Hello,
It's me again for a new snakemake question! This time, I want to read a table in input using a R script, to generate a list of reads to keep. But this list may came from multiple source, (genotype in this case).
I generate with my R script an output file {barecode}_list_{genotype}.txt
.
barecode
wildcard is already defined, and genotype
can be either A/B/C/...
I tried something like this:
rule R_HBV_analysis:
input:
R_data = datapath+"BLASTN/{barcode}_fmt.txt"
output:
Rresult = datapath+"R_RESULT/{barcode}_list_{genotype}.txt",
wildcard_constraints:
genotype =["GTA","GTB","GTC","GTD","GTE","GTF","GTG","GTH","GTI","GTJ"]
params:
path = datapath
shell:
"""
if [ ! -d {params.path}RDATA ];then
mkdir {params.path}RDATA
fi
if [ ! -d {params.path}R_RESULT ];then
mkdir {params.path}R_RESULT
fi
Rscript script/HBV_analysis.R {input} {params.path}
"""
with
(GENOTYPE)={}
GENOTYPE['genotype'] =("GTA","GTB","GTC","GTD","GTE","GTF","GTG","GTH","GTI","GTJ")
rule all:
input:
Rresults = expand(datapath+"R_RESULT/{barcode}_list_{genotype}.txt",barcode=BARCODE,genotype=GENOTYPE['genotype'])
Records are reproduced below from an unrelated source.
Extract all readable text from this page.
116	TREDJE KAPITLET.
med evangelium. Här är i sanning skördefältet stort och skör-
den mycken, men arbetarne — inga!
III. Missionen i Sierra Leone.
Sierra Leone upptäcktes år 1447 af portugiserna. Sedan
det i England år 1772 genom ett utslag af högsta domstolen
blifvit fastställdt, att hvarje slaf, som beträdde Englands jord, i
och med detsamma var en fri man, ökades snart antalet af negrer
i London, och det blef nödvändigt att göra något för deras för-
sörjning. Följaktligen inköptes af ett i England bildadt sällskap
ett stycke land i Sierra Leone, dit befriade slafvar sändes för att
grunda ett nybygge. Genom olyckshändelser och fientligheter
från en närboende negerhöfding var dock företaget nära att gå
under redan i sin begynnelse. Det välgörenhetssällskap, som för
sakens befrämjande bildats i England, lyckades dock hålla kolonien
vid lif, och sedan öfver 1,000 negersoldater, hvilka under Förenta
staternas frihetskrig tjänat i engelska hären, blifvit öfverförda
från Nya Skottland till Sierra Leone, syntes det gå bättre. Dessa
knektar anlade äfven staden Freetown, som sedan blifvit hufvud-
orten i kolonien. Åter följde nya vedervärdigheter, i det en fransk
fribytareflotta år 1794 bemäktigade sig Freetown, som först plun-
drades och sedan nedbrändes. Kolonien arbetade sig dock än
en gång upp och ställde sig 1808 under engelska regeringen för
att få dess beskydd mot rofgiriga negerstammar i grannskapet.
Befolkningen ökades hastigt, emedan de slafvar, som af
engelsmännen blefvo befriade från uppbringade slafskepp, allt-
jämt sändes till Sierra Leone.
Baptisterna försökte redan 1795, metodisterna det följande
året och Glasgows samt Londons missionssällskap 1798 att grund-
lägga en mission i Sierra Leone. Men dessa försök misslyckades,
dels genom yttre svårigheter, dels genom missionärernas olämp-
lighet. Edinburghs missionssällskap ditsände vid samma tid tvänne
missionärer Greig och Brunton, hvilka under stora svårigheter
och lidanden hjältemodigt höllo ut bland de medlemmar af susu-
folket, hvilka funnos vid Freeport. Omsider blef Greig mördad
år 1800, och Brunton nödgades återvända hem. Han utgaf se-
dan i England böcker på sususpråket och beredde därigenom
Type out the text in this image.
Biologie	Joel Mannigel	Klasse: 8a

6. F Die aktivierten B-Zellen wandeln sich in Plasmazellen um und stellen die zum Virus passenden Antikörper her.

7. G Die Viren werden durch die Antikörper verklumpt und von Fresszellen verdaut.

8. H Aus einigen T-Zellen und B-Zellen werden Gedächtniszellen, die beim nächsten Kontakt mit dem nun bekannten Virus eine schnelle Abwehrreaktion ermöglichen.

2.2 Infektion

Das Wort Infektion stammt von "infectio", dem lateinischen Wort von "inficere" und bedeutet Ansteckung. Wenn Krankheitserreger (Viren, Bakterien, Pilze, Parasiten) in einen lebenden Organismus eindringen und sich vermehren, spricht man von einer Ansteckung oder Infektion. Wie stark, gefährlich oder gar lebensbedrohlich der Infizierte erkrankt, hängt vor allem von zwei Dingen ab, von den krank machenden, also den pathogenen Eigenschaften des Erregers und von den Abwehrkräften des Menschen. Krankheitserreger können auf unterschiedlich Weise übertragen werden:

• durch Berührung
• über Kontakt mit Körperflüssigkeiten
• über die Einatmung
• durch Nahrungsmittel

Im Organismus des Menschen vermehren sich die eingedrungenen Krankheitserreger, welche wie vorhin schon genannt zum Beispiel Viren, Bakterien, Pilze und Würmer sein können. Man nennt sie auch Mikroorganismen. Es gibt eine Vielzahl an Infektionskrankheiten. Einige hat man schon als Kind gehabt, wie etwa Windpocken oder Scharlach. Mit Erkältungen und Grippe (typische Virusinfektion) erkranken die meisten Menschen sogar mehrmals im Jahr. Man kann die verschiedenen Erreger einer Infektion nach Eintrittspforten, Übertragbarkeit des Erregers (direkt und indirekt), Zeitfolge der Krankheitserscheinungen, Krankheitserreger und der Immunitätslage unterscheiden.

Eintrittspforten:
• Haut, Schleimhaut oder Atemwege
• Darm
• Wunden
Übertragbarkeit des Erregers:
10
But it return me an error, because snakemake expect a file for all genotypes, wich is not the case.
I hope I was clear in my question. thanks,
Hadrien
Sorry, how does your R-script know which of the genotypes are to be present in the output file?
In fact, I'm counting the most represented genotype in my dataset. So, depending on the dataset, it could be A, or B etc .....
Then why not have a single output file name used by each run of your Rscript, and encode the mode-genotype within the file, rather than within the filename?
Well, you totally rigth! I didn't think about it at all. It should be more easier to handle this way with snakemake. Thanks for this advice and all of your tips on the second answer.